What Are We Learning about Behavioral Health Integration? States Gather to Learn

Network:
Milbank State Leadership Network

Promoting the operational, financial, and administrative integration of behavioral and physical health services (behavioral health integration or BHI) remains a focal point for state health policy leaders as they look at ways to improve the health of populations.

BHI models are well supported by research evidence—summarized in several Fund reports, but complex to design and implement. They require state agencies involved in different components of BHI to work together and decide on the specific scope of services and the providers to be included, and how BHI performance will be evaluated and incentivized.

BHI is a priority area of the Reforming States Group (RSG), a nonpartisan, voluntary group of state health policy leaders from both the executive and legislative branches supported by the Fund. In response to interest from the RSG, the Fund brought together eight states earlier this year for a day-and-a-half of presentations and discussions to help them learn about operational changes that could advance their BHI efforts.

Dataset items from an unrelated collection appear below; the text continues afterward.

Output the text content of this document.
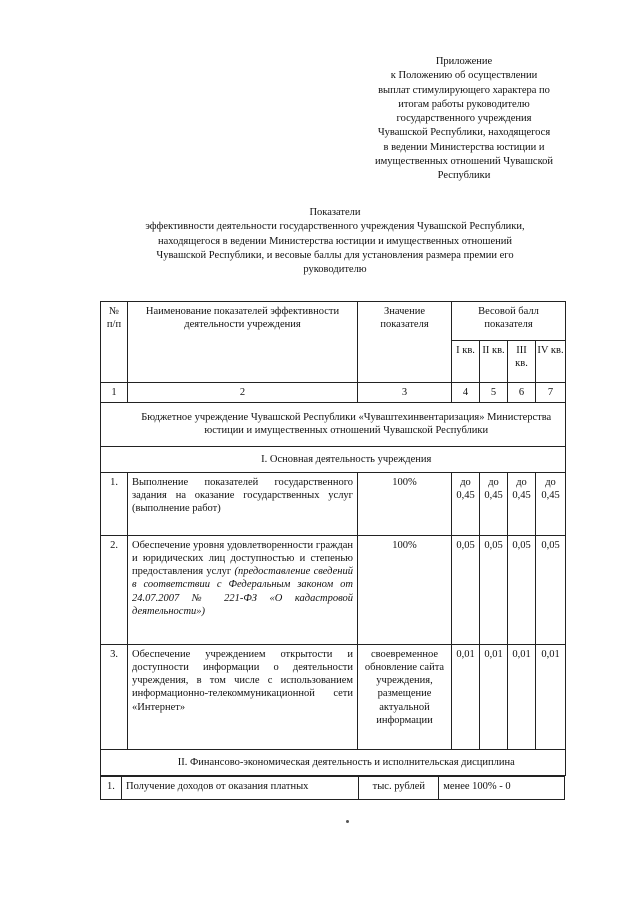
Приложение
к Положению об осуществлении
выплат стимулирующего характера по
итогам работы руководителю
государственного учреждения
Чувашской Республики, находящегося
в ведении Министерства юстиции и
имущественных отношений Чувашской
Республики
Показатели
эффективности деятельности государственного учреждения Чувашской Республики,
находящегося в ведении Министерства юстиции и имущественных отношений
Чувашской Республики, и весовые баллы для установления размера премии его
руководителю
№ п/п	Наименование показателей эффективности деятельности учреждения	Значение показателя	Весовой балл показателя			
			I кв.	II кв.	III кв.	IV кв.
1	2	3	4	5	6	7
	Бюджетное учреждение Чувашской Республики «Чуваштехинвентаризация» Министерства юстиции и имущественных отношений Чувашской Республики					
	I. Основная деятельность учреждения					
1.	Выполнение показателей государственного задания на оказание государственных услуг (выполнение работ)	100%	до 0,45	до 0,45	до 0,45	до 0,45
2.	Обеспечение уровня удовлетворенности граждан и юридических лиц доступностью и степенью предоставления услуг (предоставление сведений в соответствии с Федеральным законом от 24.07.2007 № 221-ФЗ «О кадастровой деятельности»)	100%	0,05	0,05	0,05	0,05
3.	Обеспечение учреждением открытости и доступности информации о деятельности учреждения, в том числе с использованием информационно-телекоммуникационной сети «Интернет»	своевременное обновление сайта учреждения, размещение актуальной информации	0,01	0,01	0,01	0,01
	II. Финансово-экономическая деятельность и исполнительская дисциплина					
1.	Получение доходов от оказания платных	тыс. рублей	менее 100% - 0
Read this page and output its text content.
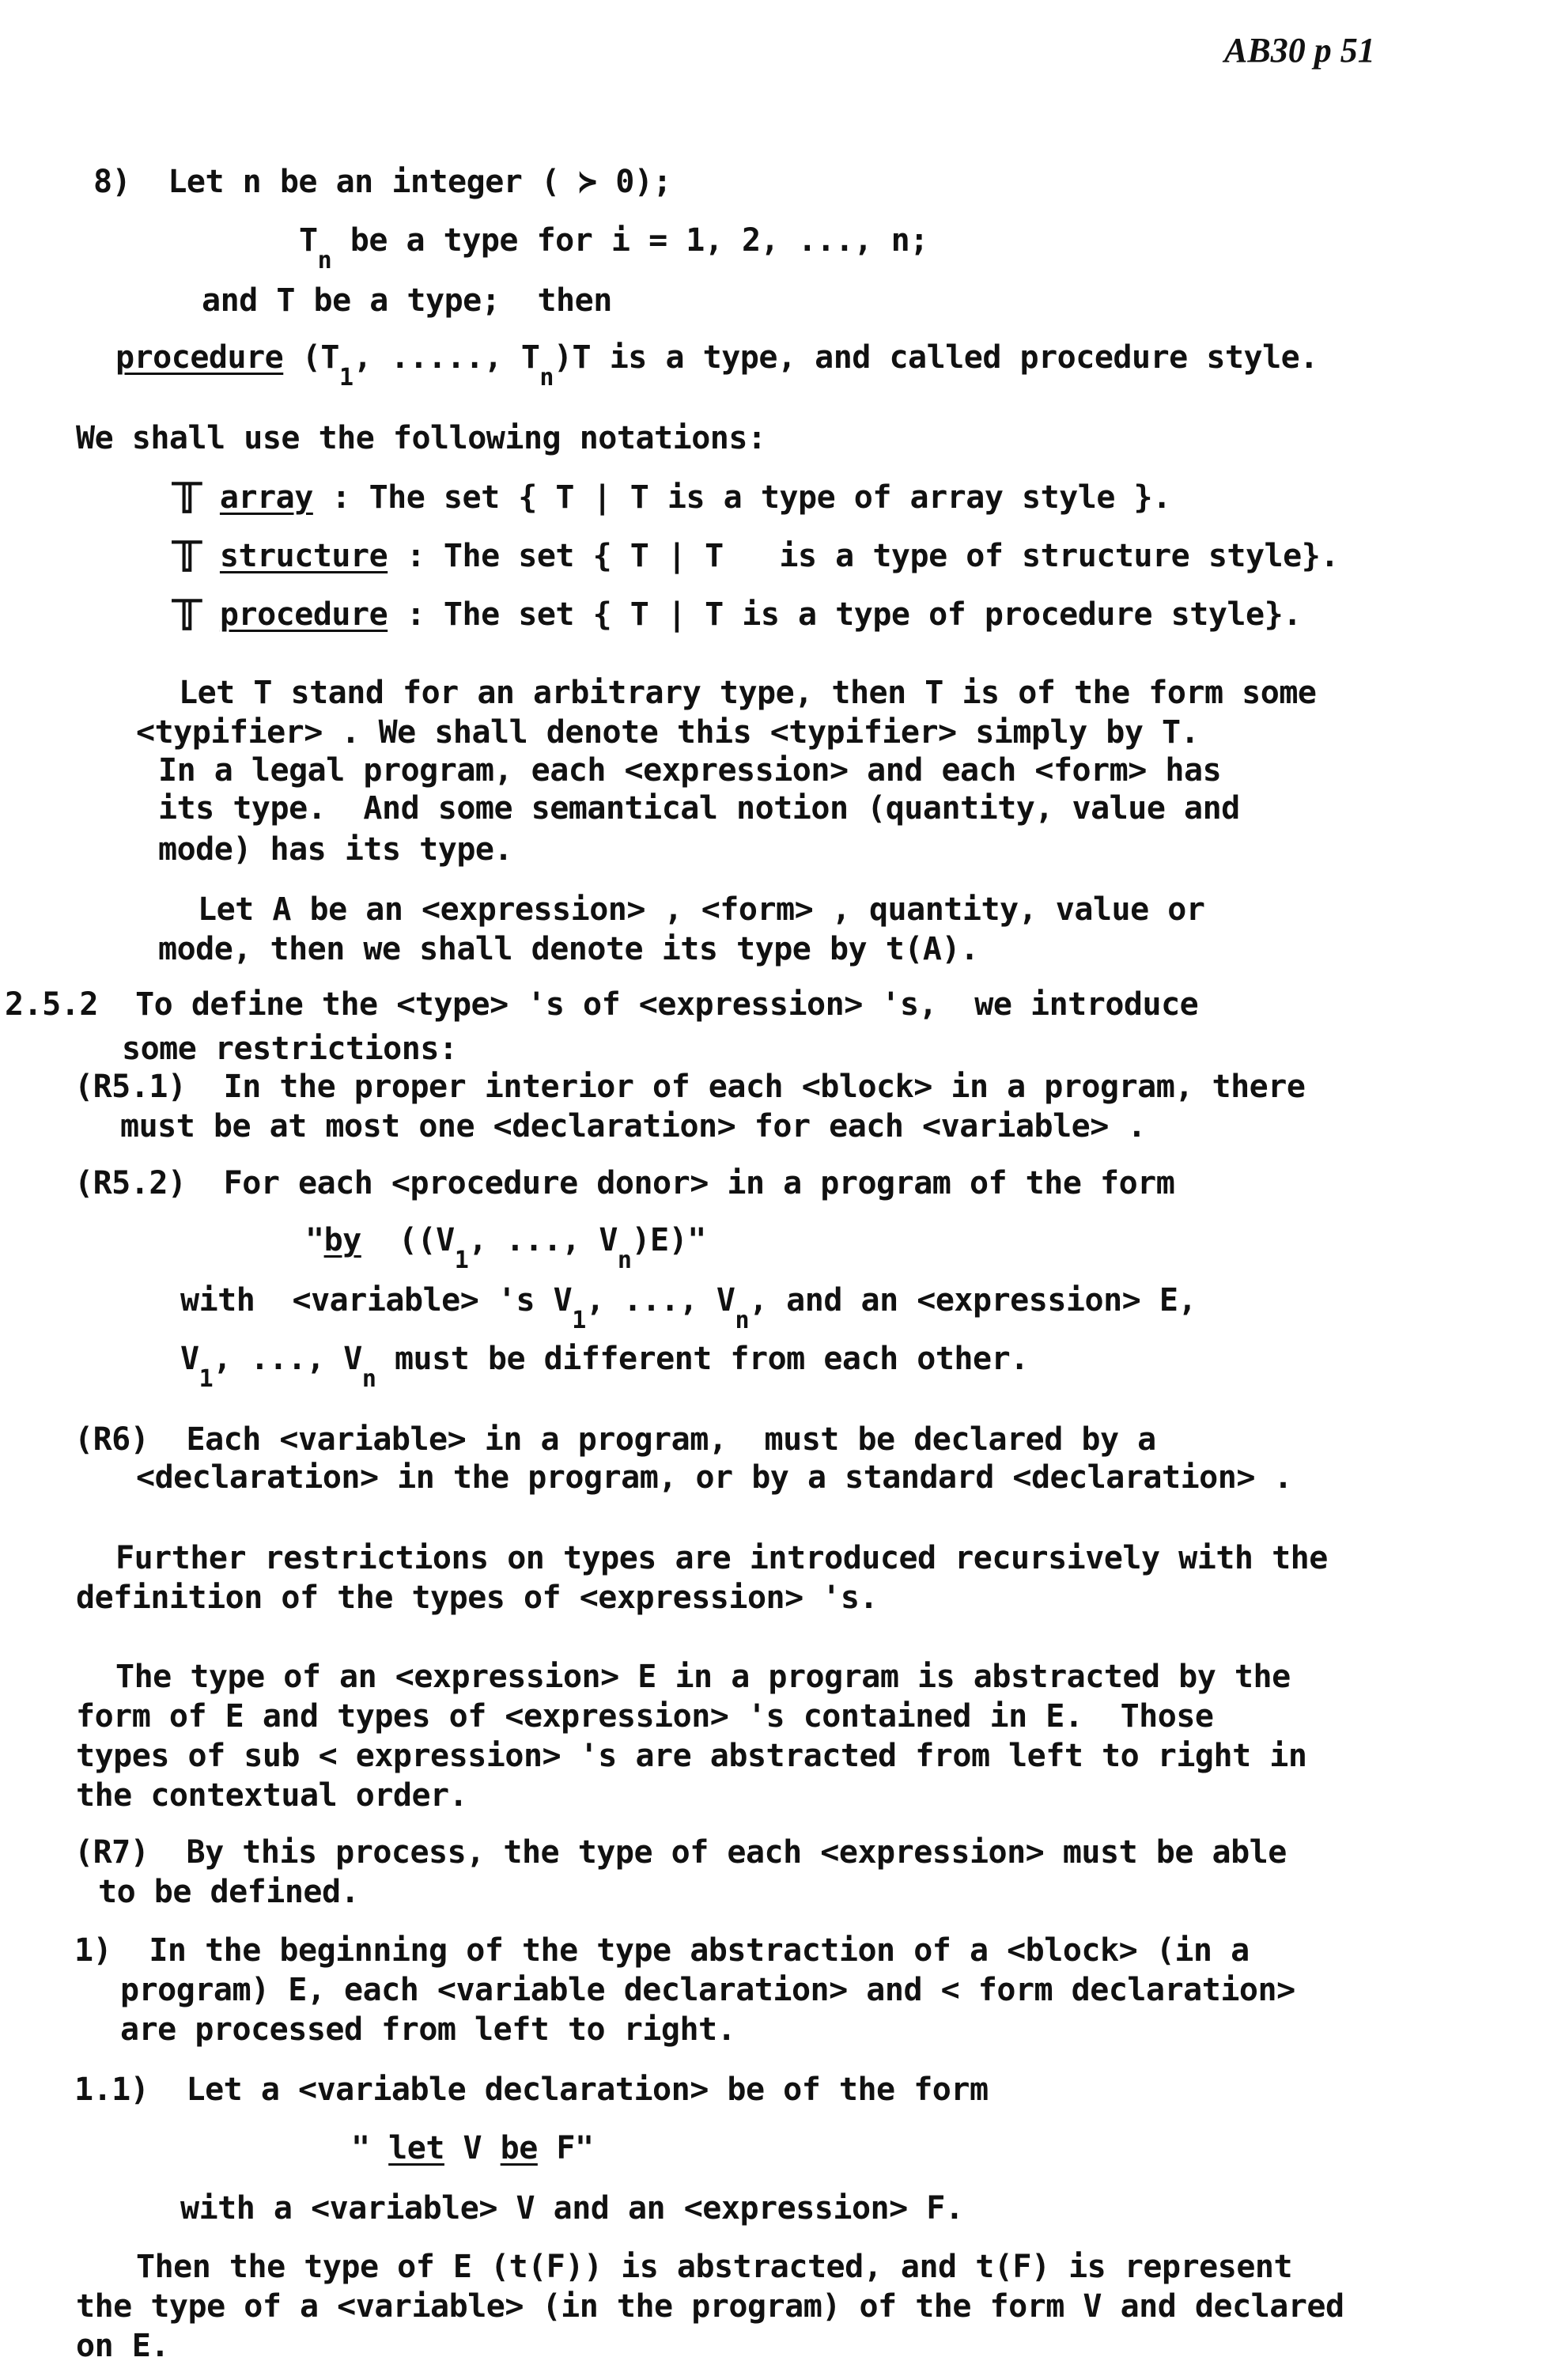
AB30 p 51
8)  Let n be an integer ( ≻ 0);
$T_n$ be a type for i = 1, 2, ..., n;
and T be a type;  then
procedure ($T_1$, ....., $T_n)T$ is a type, and called procedure style.
We shall use the following notations:
𝕋 array : The set { T | T is a type of array style }.
𝕋 structure : The set { T | T   is a type of structure style}.
𝕋 procedure : The set { T | T is a type of procedure style}.
Let T stand for an arbitrary type, then T is of the form some
<typifier> . We shall denote this <typifier> simply by T.
In a legal program, each <expression> and each <form> has
its type.  And some semantical notion (quantity, value and
mode) has its type.
Let A be an <expression> , <form> , quantity, value or
mode, then we shall denote its type by t(A).
2.5.2  To define the <type> 's of <expression> 's,  we introduce
some restrictions:
(R5.1)  In the proper interior of each <block> in a program, there
must be at most one <declaration> for each <variable> .
(R5.2)  For each <procedure donor> in a program of the form
"by  (($V_1$, ..., $V_n)E$)"
with  <variable> 's $V_1$, ..., $V_n$, and an <expression> E,
$V_1$, ..., $V_n$ must be different from each other.
(R6)  Each <variable> in a program,  must be declared by a
<declaration> in the program, or by a standard <declaration> .
Further restrictions on types are introduced recursively with the
definition of the types of <expression> 's.
The type of an <expression> E in a program is abstracted by the
form of E and types of <expression> 's contained in E.  Those
types of sub < expression> 's are abstracted from left to right in
the contextual order.
(R7)  By this process, the type of each <expression> must be able
to be defined.
1)  In the beginning of the type abstraction of a <block> (in a
program) E, each <variable declaration> and < form declaration>
are processed from left to right.
1.1)  Let a <variable declaration> be of the form
" let V be F"
with a <variable> V and an <expression> F.
Then the type of E (t(F)) is abstracted, and t(F) is represent
the type of a <variable> (in the program) of the form V and declared
on E.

Each participating state brought a team of senior representatives from their Medicaid and behavioral health-related agencies. Prior to the meeting, state teams assessed their current status—and what they wanted to accomplish in three areas: incorporating BHI requirements into Medicaid managed care contracts; selection of quality and performance measures; and development of new payment models that reflect the state’s BHI goals. Participants were given information about new federal requirements for Medicaid managed care and data sharing, as well as examples from other states pursuing similar strategies in the three areas.

What are we learning about BHI?

  • Most states are using some form of managed care contracting, but there are a wide variety of models that address behavioral health. These are typically referred to as “carve-in” and “carve-out” programs, since they assign responsibility for mental health services to one agency or another. For example, a recent issue brief published by the Commonwealth Fund, How Arizona Medicaid Accelerated the Integration of Physical and Behavioral Health Services, profiles how that state recognized that a BHI model was needed to better coordinate care across these systems for Medicaid beneficiaries with complex health and behavioral health needs. They merged state agencies responsible for these programs, thus advancing a strategic approach to contracting, funding, and measuring services for these populations.
  • For states with managed care contracting, contracts need to specifically address BHI and include requirements for quality measures and value-based purchasing (VBP) that are specifically designed to advance BHI. VBP policies will include incentives and possibly penalties tied to BHI structural elements, care processes, and outcomes.
  • States want providers to be successful participating in VBP so as not to disrupt access and clinician-patient relationships. As a result, states should consider a gradual phase-in of VBP policies to determine their feasibility and effectiveness, and give MCOs and providers time to adapt. For BHI and VBP to succeed, states need to define specific responsibilities for their MCOs regarding provider support and practice transformation. Providers need assistance with new operational functions such as managed care contracting, billing, implementation of electronic health records, and partnering with other providers. In particular, providers who specialize in substance abuse disorder have less experience and capacity in these areas, and will need specific attention to assist in the transition.
  • States are also considering opportunities for multi-payer coordination in support of BHI in an effort to bring about consistency of measures and incentives, and reduce unnecessary complexity and burden.
  • Significant policy and technical barriers remain with data sharing, which is an essential component of BHI.
  • Current BHI programs are generally focused on non-elderly adults; there are questions about how to adapt these models to other populations, including children and the elderly.

After the meeting, each participating state developed a short-term action plan to advance their specific models. The Fund is following up with each state to document their progress and any obstacles they’re facing. In addition, the Fund will conduct an in-depth review of VBP policy and operations across different state models. Further development of this information will not only help the states that participated in the meeting, but also will be shared broadly with other states interested in advancing BHI.